Are There Health Disparities in COVID-19 Telehealth Access, Use?

Black patients are four-times more likely to access the emergency department over telehealth than their white peers, highlighting a care access disparity.

Key health disparities have emerged in telehealth use and access during the initial surge of the COVID-19 pandemic, with older adults and Black and Hispanic patients being less likely to utilize the technology than their White and Asian peers, researchers reported in the Journal of the American Medical Informatics Association.

These findings confirm previous concerns about equitable healthcare access to virtual care technology, the researchers said.

“While telehealth has many benefits, especially during a global pandemic, it may create and/or exacerbate health disparities,” explained the researchers, who hailed from the Department of Population Health Sciences and Policy in New York. “Research prior to the pandemic found that older Americans, rural communities, vulnerable populations, racial and ethnic minorities, and those with lower socioeconomic status (SES) status are all groups disadvantaged by the digital divide.”

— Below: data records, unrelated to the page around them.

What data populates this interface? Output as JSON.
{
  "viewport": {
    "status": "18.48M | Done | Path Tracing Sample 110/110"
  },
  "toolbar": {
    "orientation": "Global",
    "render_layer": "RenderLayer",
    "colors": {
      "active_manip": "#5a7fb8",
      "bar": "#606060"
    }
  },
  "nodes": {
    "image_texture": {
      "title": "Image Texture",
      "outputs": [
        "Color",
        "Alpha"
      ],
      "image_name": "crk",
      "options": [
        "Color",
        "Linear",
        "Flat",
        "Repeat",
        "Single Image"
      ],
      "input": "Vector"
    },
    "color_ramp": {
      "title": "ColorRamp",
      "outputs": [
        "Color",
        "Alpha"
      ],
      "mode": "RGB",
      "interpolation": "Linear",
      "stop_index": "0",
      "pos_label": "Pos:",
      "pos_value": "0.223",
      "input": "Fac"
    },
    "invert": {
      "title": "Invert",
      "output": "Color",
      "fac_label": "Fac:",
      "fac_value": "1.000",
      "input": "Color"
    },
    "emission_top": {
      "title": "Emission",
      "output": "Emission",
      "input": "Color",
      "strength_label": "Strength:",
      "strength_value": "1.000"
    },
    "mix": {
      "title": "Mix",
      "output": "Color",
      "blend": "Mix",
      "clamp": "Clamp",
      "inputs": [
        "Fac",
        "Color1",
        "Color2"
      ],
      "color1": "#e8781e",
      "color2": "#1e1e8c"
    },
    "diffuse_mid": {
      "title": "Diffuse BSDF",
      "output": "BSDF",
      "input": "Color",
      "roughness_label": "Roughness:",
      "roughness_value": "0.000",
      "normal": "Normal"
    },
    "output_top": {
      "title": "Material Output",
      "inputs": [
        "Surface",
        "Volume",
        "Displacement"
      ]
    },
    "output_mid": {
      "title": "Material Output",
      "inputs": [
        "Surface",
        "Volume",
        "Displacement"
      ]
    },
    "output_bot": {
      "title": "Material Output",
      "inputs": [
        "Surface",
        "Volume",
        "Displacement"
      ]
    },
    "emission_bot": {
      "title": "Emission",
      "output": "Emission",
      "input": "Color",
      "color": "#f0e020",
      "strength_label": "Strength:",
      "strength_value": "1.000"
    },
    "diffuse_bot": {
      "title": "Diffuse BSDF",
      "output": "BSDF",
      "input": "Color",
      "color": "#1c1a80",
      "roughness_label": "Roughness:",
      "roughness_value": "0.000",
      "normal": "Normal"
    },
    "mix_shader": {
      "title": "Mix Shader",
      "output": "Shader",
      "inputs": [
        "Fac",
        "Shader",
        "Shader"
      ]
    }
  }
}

Using data from Mount Sinai, a New York City hospital in the epicenter of this year’s initial virus outbreak, the researchers worked to identify sociodemographic differences in telehealth, emergency department, and in-clinic care access for COVID-19 symptoms.

Looking at just under 40,000 patient encounters between March 20 and May 18, dates that encompass New York’s COVID-19 surge, the researchers found three stark health disparities in telehealth access. Those disparities related to race, age, and language preference.

Thirty-eight percent of the total encounters related to COVID-19 care during the study period happened in the ED. A similar proportion happened via telehealth, while the remainder occurred in an outpatient clinic. Nineteen percent of the patients said they are Black, 19 percent Hispanic, 32 percent White, 6 percent Asian, and 24 percent identified as “other/unknown.” Most patients said English was their preferred language.

After controlling for age, language, and comorbidities, it quickly became apparent that White, Asian, and those in the “other/unknown” category were more likely to use telehealth than their Black and Hispanic peers. Forty-seven, 40, and 44 percent of patients in those racial demographics used telehealth, respectively.

Meanwhile, Black and Hispanic patients were more likely to access the ED during the height of the pandemic. Sixty percent of Black patients and 48 percent of Hispanic patients used the ED.

Overall, Black patients were 4.3-times more likely to use the ED over telehealth and 1.4-times more likely to use clinic care than their White peers during the height of the pandemic. For Hispanic patients, those odds ratios shook out to 2.5-times more likely to access the ED and 1.2-times more likely to access clinic care than White patients.

Telehealth utilization fell along generational lines, as well. Forty-one percent of patients ages 18 to 29 used telehealth, while 47 percent of those ages 30 to 49 did the same. Only 24 percent of adults over age 65 used telehealth.

Finally, language determined whether patients were going to use telehealth or the emergency department. Only about a quarter of Spanish-speaking patients chose to use telehealth over the ED. A similar proportion of patients preferring another language besides English or Spanish used telehealth over the ED.

Most pressing of these findings were those related to racial disparities in telehealth access, the researchers suggested.

“A number of factors may contribute to our findings, such as research (prior to COVID-19) that racial/ethnic differences in ER use versus alternative care settings for a variety of conditions – differences that persist after controlling for variables like [socioeconomic status], insurance status and usual-source-of care,” the researchers said.

“Also possible is that patients without a source of usual care (e.g., a primary or specialty care physician) would be more likely to go to the ER, and less likely to seek telehealth treatment through previously established care relationships.”

Furthermore, the racial health disparities related to COVID-19 that have already come to light — notably that Black and Hispanic patients were more likely to contract the virus and become sicker with it — could be at play here. If a Black or Hispanic patient became sicker with COVID-19, she may be more likely to visit the ED straight away as opposed to accessing telehealth first.

However, the researchers said it is impossible to ignore the other social determinants of health that could fuel these health disparities. Telehealth requires patients to have healthcare self-efficacy, access to technology, and strong WiFi or broadband signal. These things are more out-of-reach for individuals facing the social determinants of health and who might be low-income.

“Moreover, our findings of racial differences in telehealth use should be interpreted within the context of persistent structural racism in the US,” the researchers asserted.

“We include race as a predictor in our model because documenting racial/ethnic differences for public awareness is a necessary first step in reducing disparities, however we view race as a social construct,” they continued. “The formal and informal policies and interactions rooted in inequality, discrimination, oppression and exclusion, which underlie this construct and engender factors we hypothesize are contributing to our results, should also be addressed in future research.”

These findings come in the context of explosive telehealth access growth. The global pandemic kept patients largely relegated to their homes and for a period of time kept primary care offices closed, meaning that remote care access would become the norm.

With most experts agreeing that this broad telehealth use is here to stay, it will be important for the industry to understand demographic differences in access and use, the researchers concluded. This better understanding will allow policymakers to ensure access to telehealth is equitable.